Comment: The development of the Rajin-Sonbong (aka, Rason) special economic zone was a Kim Chong-il experiment 20 years ago The location is ideal for trade because proximity to Russian and Chinese railroads would significantly reduce the costs and time of Japanese shipping to Europe. It never attracted investors because the area has almost no infrastructure. Plus, the North wanted investors to build the infrastructure as well as invest in the project. Thus it languished.
Chinese companies are prepared to make the extra investment as part of the national plan to develop northeastern China. They are undertaking projects of this nature in Afghanistan and Indonesia, among other countries. The aim in the Rason project is to pass on the costs ultimately to the Japanese shippers and consumers.

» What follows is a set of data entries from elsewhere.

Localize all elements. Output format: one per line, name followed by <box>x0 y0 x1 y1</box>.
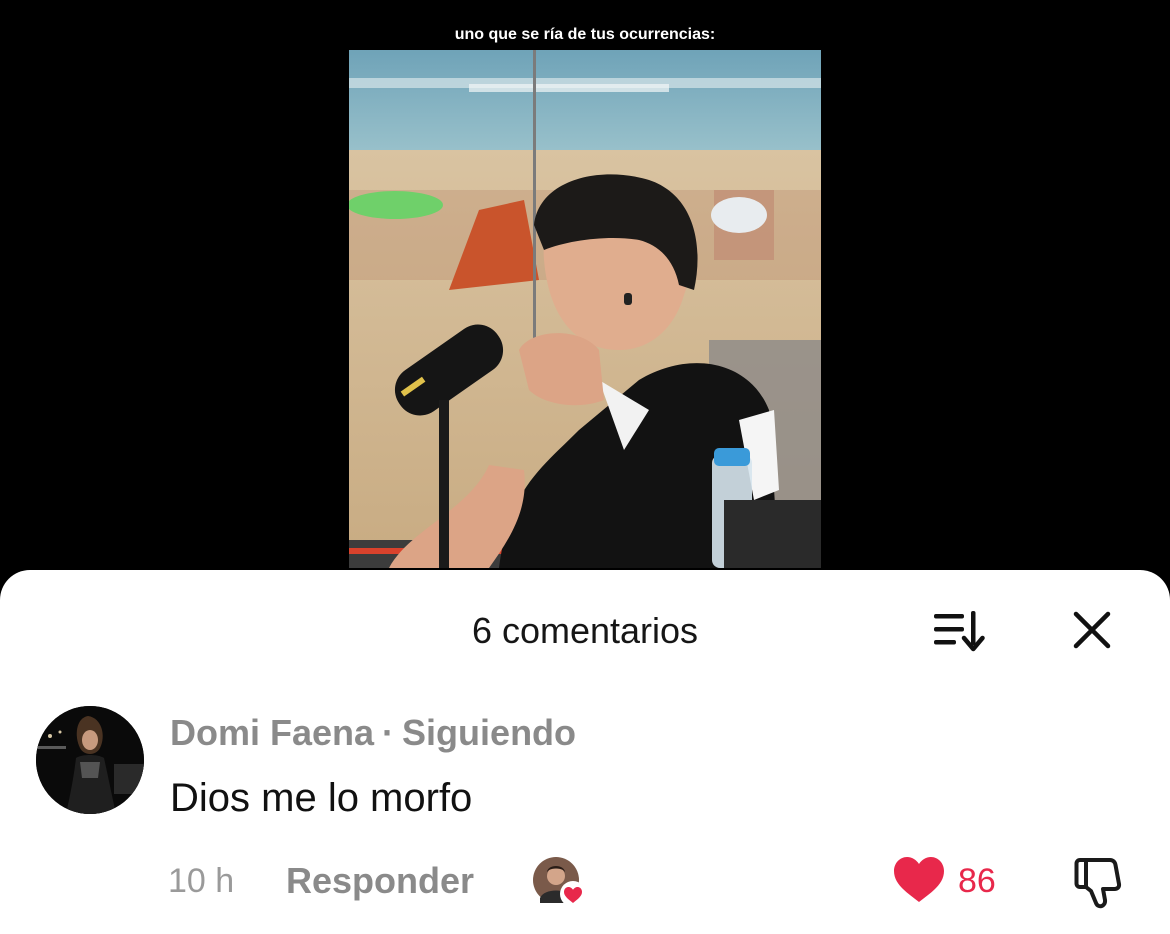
close-icon <box>1073 611 1111 649</box>
video-player[interactable] <box>349 50 821 568</box>
heart-filled-icon <box>894 857 944 902</box>
close-comments-button[interactable] <box>1070 608 1114 652</box>
comment-meta: Domi Faena · Siguiendo <box>170 712 576 754</box>
creator-avatar-heart-icon <box>533 857 586 907</box>
avatar-image <box>36 706 144 814</box>
following-label: Siguiendo <box>402 712 577 753</box>
comments-sheet: 6 comentarios Domi Faena · Siguiendo Dio… <box>0 570 1170 934</box>
video-frame <box>349 50 821 568</box>
like-count: 86 <box>958 862 996 900</box>
sort-descending-icon <box>934 611 985 652</box>
like-button[interactable] <box>892 856 946 904</box>
video-caption: uno que se ría de tus ocurrencias: <box>454 26 716 43</box>
comment-text: Dios me lo morfo <box>170 776 473 820</box>
dislike-button[interactable] <box>1070 854 1126 910</box>
reply-button[interactable]: Responder <box>286 860 474 902</box>
avatar[interactable] <box>36 706 144 814</box>
comments-count-title: 6 comentarios <box>471 610 699 651</box>
meta-separator: · <box>382 712 395 753</box>
thumbs-down-icon <box>1074 858 1122 909</box>
liked-by-creator-badge <box>532 856 590 908</box>
comment-author[interactable]: Domi Faena <box>170 712 374 753</box>
sort-comments-button[interactable] <box>932 608 988 652</box>
comment-timestamp: 10 h <box>168 862 235 900</box>
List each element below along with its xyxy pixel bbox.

The timing of the latest update to the project obviously was calculated to coincide with the birthday of Kim Chong-il. China now has large economic projects on both ends of the North Korean border. The other is near Sinuiju in northwestern North Korea. North Korea's border areas are being developed as extensions of the Chinese economic system. North Korea has no other benefactor since relations with the South remain strained. That is tonight's good news on many levels.